Just a week after he had been cleared for contact for the first time since training camp in late September, Clarke MacArthur was fully engaged in Senators practice on Tuesday morning.
MacArthur took his turn in the rushes, skated up and down the ice during the 3-on-3 drills and stood his ground in a few battles along the boards. This was the most real it’s been for the 31-year-old since taking the devastating hit from prospect Patrick Sieloff.
“It’s one thing to watch,” said MacArthur after practice. “And then it’s another thing be out there and trying to figure it out as the play goes. It was a good first day, though. I feel pretty good; a little tired right now, but it was nice to get back out and get hit around a little bit.”
After two and a half months off, allowing his head to return to a comfortable state, he says the little contact he’s faced so far hasn’t bothered him yet. Now, the high intensity practices are a different story.
“After today, I think I’m looking at March 1,” MacArthur joked. “If everything goes the way I want it to, it’ll be the same time frame. Today was the first day of really getting into it and I can feel that I’ve got a lot to do here.
“There’s one thing to skate and there’s another to battle and be down in the corners. The next two weeks I’ll make big gains on that hopefully. It’s nice to get back out and battle, though.”

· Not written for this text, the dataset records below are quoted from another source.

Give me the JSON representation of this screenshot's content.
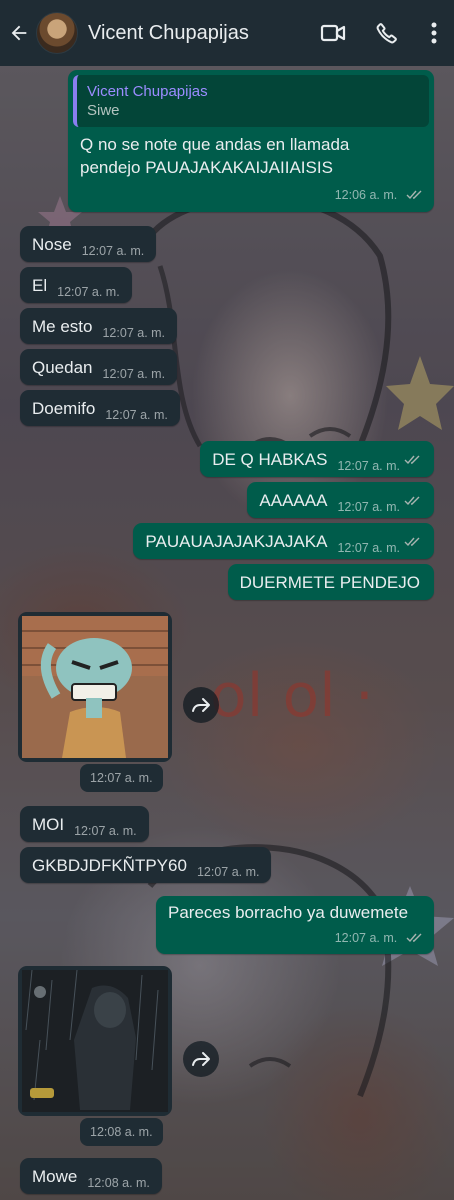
{
  "header": {
    "contact_name": "Vicent Chupapijas"
  },
  "messages": [
    {
      "direction": "out",
      "reply": {
        "name": "Vicent Chupapijas",
        "text": "Siwe"
      },
      "text_lines": [
        "Q no se note que andas en llamada",
        "pendejo PAUAJAKAKAIJAIIAISIS"
      ],
      "time": "12:06 a. m."
    },
    {
      "direction": "in",
      "text": "Nose",
      "time": "12:07 a. m."
    },
    {
      "direction": "in",
      "text": "El",
      "time": "12:07 a. m."
    },
    {
      "direction": "in",
      "text": "Me esto",
      "time": "12:07 a. m."
    },
    {
      "direction": "in",
      "text": "Quedan",
      "time": "12:07 a. m."
    },
    {
      "direction": "in",
      "text": "Doemifo",
      "time": "12:07 a. m."
    },
    {
      "direction": "out",
      "text": "DE Q HABKAS",
      "time": "12:07 a. m."
    },
    {
      "direction": "out",
      "text": "AAAAAA",
      "time": "12:07 a. m."
    },
    {
      "direction": "out",
      "text": "PAUAUAJAJAKJAJAKA",
      "time": "12:07 a. m."
    },
    {
      "direction": "out",
      "text": "DUERMETE PENDEJO",
      "time": ""
    },
    {
      "direction": "in",
      "type": "image",
      "image": "angry-squidward-sticker",
      "time": "12:07 a. m."
    },
    {
      "direction": "in",
      "text": "MOI",
      "time": "12:07 a. m."
    },
    {
      "direction": "in",
      "text": "GKBDJDFKÑTPY60",
      "time": "12:07 a. m."
    },
    {
      "direction": "out",
      "text": "Pareces borracho ya duwemete",
      "time": "12:07 a. m."
    },
    {
      "direction": "in",
      "type": "image",
      "image": "dark-rainy-hooded-figure",
      "time": "12:08 a. m."
    },
    {
      "direction": "in",
      "text": "Mowe",
      "time": "12:08 a. m."
    }
  ],
  "colors": {
    "header_bg": "#1f2c34",
    "incoming_bubble": "#1f2c34",
    "outgoing_bubble": "#005c4b",
    "reply_name": "#9b8cff",
    "read_ticks": "#a8b4b0"
  },
  "icons": [
    "back-arrow-icon",
    "video-call-icon",
    "phone-icon",
    "more-vert-icon",
    "double-check-icon",
    "forward-icon"
  ]
}
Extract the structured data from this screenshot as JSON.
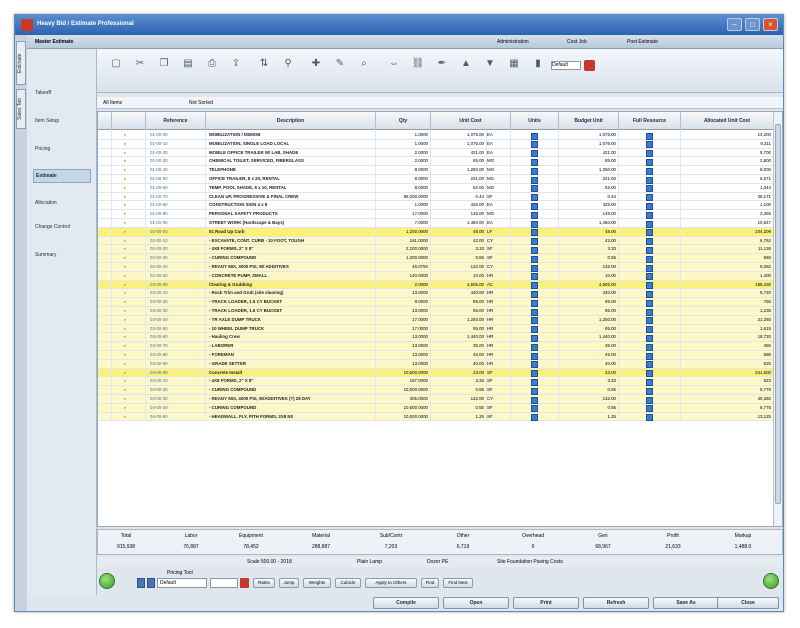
{
  "window": {
    "title": "Heavy Bid / Estimate Professional"
  },
  "inner_bar": {
    "title": "Master Estimate",
    "field1": "Administration",
    "field2": "Cost Job",
    "field3": "Post Estimate"
  },
  "side_tabs": [
    "Estimate",
    "Sales Tab"
  ],
  "nav": {
    "items": [
      {
        "label": "Takeoff"
      },
      {
        "label": "Item Setup"
      },
      {
        "label": "Pricing"
      },
      {
        "label": "Estimate"
      },
      {
        "label": "Allocation"
      },
      {
        "label": "Change Control"
      },
      {
        "label": "Summary"
      }
    ],
    "active_index": 3
  },
  "toolbar": {
    "icons": [
      "new-icon",
      "cut-icon",
      "copy-icon",
      "paste-icon",
      "print-icon",
      "export-icon",
      "sort-icon",
      "filter-icon",
      "add-icon",
      "edit-icon",
      "find-icon",
      "move-icon",
      "link-icon",
      "pen-icon",
      "up-icon",
      "down-icon",
      "calc-icon",
      "chart-icon"
    ],
    "select_value": "Default"
  },
  "filterbar": {
    "left": "All Items",
    "right": "Not Sorted"
  },
  "grid": {
    "columns": [
      "Reference",
      "Description",
      "Qty",
      "Unit Cost",
      "Units",
      "Budget Unit",
      "Full Resource",
      "Allocated Unit Cost"
    ],
    "rows": [
      {
        "ref": "01-00-00",
        "desc": "MOBILIZATION / DEMOB",
        "qty": "1.0000",
        "cost": "1,075.00",
        "unit": "EA",
        "budget": "1,076.00",
        "alloc": "14,200",
        "style": ""
      },
      {
        "ref": "01-00-10",
        "desc": "MOBILIZATION, SINGLE LOAD LOCAL",
        "qty": "1.0000",
        "cost": "1,075.00",
        "unit": "EA",
        "budget": "1,076.00",
        "alloc": "9,311",
        "style": ""
      },
      {
        "ref": "01-00-20",
        "desc": "MOBILE OFFICE TRAILER W/ LAB, SHADE",
        "qty": "2.0000",
        "cost": "421.00",
        "unit": "EA",
        "budget": "421.00",
        "alloc": "5,700",
        "style": ""
      },
      {
        "ref": "01-00-30",
        "desc": "CHEMICAL TOILET, SERVICED, FIBERGLASS",
        "qty": "2.0000",
        "cost": "85.00",
        "unit": "MO",
        "budget": "85.00",
        "alloc": "2,800",
        "style": ""
      },
      {
        "ref": "01-00-40",
        "desc": "TELEPHONE",
        "qty": "8.0000",
        "cost": "1,250.00",
        "unit": "MO",
        "budget": "1,250.00",
        "alloc": "8,000",
        "style": ""
      },
      {
        "ref": "01-00-50",
        "desc": "OFFICE TRAILER, 8 x 20, RENTAL",
        "qty": "8.0000",
        "cost": "221.00",
        "unit": "MO",
        "budget": "221.00",
        "alloc": "6,571",
        "style": ""
      },
      {
        "ref": "01-00-60",
        "desc": "TEMP. POOL SHADE, 8 x 10, RENTAL",
        "qty": "8.0000",
        "cost": "52.00",
        "unit": "MO",
        "budget": "52.00",
        "alloc": "1,344",
        "style": ""
      },
      {
        "ref": "01-00-70",
        "desc": "CLEAN UP, PROGRESSIVE & FINAL CREW",
        "qty": "86,000.0000",
        "cost": "0.44",
        "unit": "SF",
        "budget": "0.44",
        "alloc": "38,171",
        "style": ""
      },
      {
        "ref": "01-00-80",
        "desc": "CONSTRUCTION SIGN 4 x 8",
        "qty": "1.0000",
        "cost": "425.00",
        "unit": "EA",
        "budget": "425.00",
        "alloc": "1,100",
        "style": ""
      },
      {
        "ref": "01-00-90",
        "desc": "PERSONAL SAFETY PRODUCTS",
        "qty": "17.0000",
        "cost": "145.00",
        "unit": "MO",
        "budget": "145.00",
        "alloc": "2,465",
        "style": ""
      },
      {
        "ref": "01-01-00",
        "desc": "STREET WORK (Hardscape & Bays)",
        "qty": "7.0000",
        "cost": "1,450.00",
        "unit": "EA",
        "budget": "1,450.00",
        "alloc": "10,647",
        "style": ""
      },
      {
        "ref": "02-00-00",
        "desc": "01 Road Up Curb",
        "qty": "1,200.0000",
        "cost": "48.00",
        "unit": "LF",
        "budget": "48.00",
        "alloc": "104,209",
        "style": "group"
      },
      {
        "ref": "02-00-10",
        "desc": "- EXCAVATE, CONT. CURB - 10 FOOT, TOUGH",
        "qty": "161.0000",
        "cost": "42.00",
        "unit": "CY",
        "budget": "42.00",
        "alloc": "6,762",
        "style": "sub"
      },
      {
        "ref": "02-00-20",
        "desc": "- 4X8 FORMS, 2\" X 8\"",
        "qty": "2,200.0000",
        "cost": "3.33",
        "unit": "SF",
        "budget": "3.33",
        "alloc": "11,136",
        "style": "sub"
      },
      {
        "ref": "02-00-30",
        "desc": "- CURING COMPOUND",
        "qty": "1,200.0000",
        "cost": "0.55",
        "unit": "SF",
        "budget": "0.55",
        "alloc": "660",
        "style": "sub"
      },
      {
        "ref": "02-00-40",
        "desc": "- READY MIX, 3000 PSI, W/ ADDITIVES",
        "qty": "46.0750",
        "cost": "132.00",
        "unit": "CY",
        "budget": "132.00",
        "alloc": "6,082",
        "style": "sub"
      },
      {
        "ref": "02-00-50",
        "desc": "- CONCRETE PUMP, SMALL",
        "qty": "140.0000",
        "cost": "10.00",
        "unit": "HR",
        "budget": "10.00",
        "alloc": "1,400",
        "style": "sub"
      },
      {
        "ref": "03-00-00",
        "desc": "Clearing & Grubbing",
        "qty": "2.0000",
        "cost": "4,505.00",
        "unit": "AC",
        "budget": "4,505.00",
        "alloc": "198,430",
        "style": "group"
      },
      {
        "ref": "03-00-10",
        "desc": "- Rock Trim and Grub (site clearing)",
        "qty": "13.0000",
        "cost": "440.00",
        "unit": "HR",
        "budget": "440.00",
        "alloc": "5,720",
        "style": "sub"
      },
      {
        "ref": "03-00-20",
        "desc": "- TRACK LOADER, 1.5 CY BUCKET",
        "qty": "8.0000",
        "cost": "95.00",
        "unit": "HR",
        "budget": "95.00",
        "alloc": "760",
        "style": "sub"
      },
      {
        "ref": "03-00-30",
        "desc": "- TRACK LOADER, 1.5 CY BUCKET",
        "qty": "13.0000",
        "cost": "95.00",
        "unit": "HR",
        "budget": "95.00",
        "alloc": "1,235",
        "style": "sub"
      },
      {
        "ref": "03-00-40",
        "desc": "- TR AXLE DUMP TRUCK",
        "qty": "17.0000",
        "cost": "1,250.00",
        "unit": "HR",
        "budget": "1,250.00",
        "alloc": "21,250",
        "style": "sub"
      },
      {
        "ref": "03-00-50",
        "desc": "- 10 WHEEL DUMP TRUCK",
        "qty": "17.0000",
        "cost": "95.00",
        "unit": "HR",
        "budget": "95.00",
        "alloc": "1,615",
        "style": "sub"
      },
      {
        "ref": "03-00-60",
        "desc": "- Hauling Crew",
        "qty": "13.0000",
        "cost": "1,440.00",
        "unit": "HR",
        "budget": "1,440.00",
        "alloc": "18,720",
        "style": "sub"
      },
      {
        "ref": "03-00-70",
        "desc": "- LABORER",
        "qty": "13.0000",
        "cost": "35.00",
        "unit": "HR",
        "budget": "35.00",
        "alloc": "455",
        "style": "sub"
      },
      {
        "ref": "03-00-80",
        "desc": "- FOREMAN",
        "qty": "13.0000",
        "cost": "45.00",
        "unit": "HR",
        "budget": "45.00",
        "alloc": "585",
        "style": "sub"
      },
      {
        "ref": "03-00-90",
        "desc": "- GRADE SETTER",
        "qty": "13.0000",
        "cost": "40.00",
        "unit": "HR",
        "budget": "40.00",
        "alloc": "520",
        "style": "sub"
      },
      {
        "ref": "04-00-00",
        "desc": "Concrete Install",
        "qty": "10,500.0000",
        "cost": "23.00",
        "unit": "SF",
        "budget": "23.00",
        "alloc": "241,500",
        "style": "group"
      },
      {
        "ref": "04-00-10",
        "desc": "- 4X8 FORMS, 2\" X 8\"",
        "qty": "187.0000",
        "cost": "3.33",
        "unit": "SF",
        "budget": "3.33",
        "alloc": "623",
        "style": "sub"
      },
      {
        "ref": "04-00-20",
        "desc": "- CURING COMPOUND",
        "qty": "10,500.0000",
        "cost": "0.55",
        "unit": "SF",
        "budget": "0.55",
        "alloc": "5,775",
        "style": "sub"
      },
      {
        "ref": "04-00-30",
        "desc": "- READY MIX, 4000 PSI, W/ADDITIVES (?) 28 DAY",
        "qty": "306.0000",
        "cost": "132.00",
        "unit": "CY",
        "budget": "132.00",
        "alloc": "40,392",
        "style": "sub"
      },
      {
        "ref": "04-00-40",
        "desc": "- CURING COMPOUND",
        "qty": "10,500.0000",
        "cost": "0.55",
        "unit": "SF",
        "budget": "0.55",
        "alloc": "5,775",
        "style": "sub"
      },
      {
        "ref": "04-00-50",
        "desc": "- HEADWALL, FLY, PITH FORMS, 2X8 N3",
        "qty": "10,500.0000",
        "cost": "1.25",
        "unit": "SF",
        "budget": "1.25",
        "alloc": "13,125",
        "style": "sub"
      }
    ]
  },
  "totals": {
    "labels": [
      "Total",
      "Labor",
      "Equipment",
      "Material",
      "Sub/Contr",
      "Other",
      "Overhead",
      "Gen",
      "Profit",
      "Markup"
    ],
    "values": [
      "915,938",
      "76,887",
      "78,452",
      "288,887",
      "7,203",
      "6,719",
      "0",
      "68,967",
      "21,633",
      "1,488.0"
    ]
  },
  "status": {
    "left": "Scale 500.00 - 2018",
    "mid1": "Plain Lamp",
    "mid2": "Dozer PE",
    "right": "Site Foundation Paving Costs"
  },
  "bottom": {
    "label": "Pricing Tool",
    "select": "Default",
    "buttons": [
      "Rates",
      "Jump",
      "Weights",
      "Cubicle",
      "Apply to Others",
      "Find",
      "Find Next"
    ]
  },
  "footer": {
    "buttons": [
      "Compile",
      "Open",
      "Print",
      "Refresh",
      "Save As",
      "Close"
    ]
  }
}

With MacArthur on pace to return in early January, he’s got a lot to catch up on. Guy Boucher’s system isn’t one that a player can simply jump into at a moment’s notice. The head coach gave him a pass during Tuesday’s practice when he improperly defended a neutral zone rush, but those sort of gaffs should be fixed within a couple weeks.
As for where he fits in when the time comes, the veteran winger’s presence in the top nine would be greatly valued.
With Bobby Ryan, Jean-Gabriel Pageau, Zack Smith and Tom Pyatt combining for seven goals in the last 25 games, the Senators’ offensively driven lines would benefit from a naturally talented forward. Ottawa currently sit 24th in the league with 2.31 goals for per game.
The most important test MacArthur has in front of him is no doubt the neuropsychological assessment he must complete before making a return, but a close second may be simply preparing himself for what’s to come in his first game back.
No one wants to be the guy that hits him too hard, so maybe the Lloydminster, Alberta native has some convincing to do when it comes to the friendly fire he’s going to need in order to feel ready for the real thing.
“I think everyone’s just going along with it for the first week or to to just let me gets some bumps and stuff,” said MacArthur. “Once they see me out there and I’m there for the next couple weeks and hitting and everything, I think that part of it will go away and people will naturally start hitting me.”
Presumably the most contact he’s been a part of since his return to practicing with the team, MacArthur and Kyle Turris paired up for a decent battle in the corner during a 1-on-1 drill. Turris went over after to give his teammate a tap, perhaps recognizing the progress that had been made.
“That was a good little down low (battle) where we’re both kind of wrestling for it,” said MacArthur.
“When you’ve got to protect the puck, you don’t know if you’ve got a guy like Boro or you’ve got someone who comes and closes quicker and harder. There’s certain guys that I’ve got to be ready for when you get into a game. There’s guys that play a lot harder than others. Today was good, though. I got some light bumps from everyone, so that was a good start.”
There are still a number of hurdles in his way before MacArthur takes the ice for his first game since October 15, 2015, but so far, so good.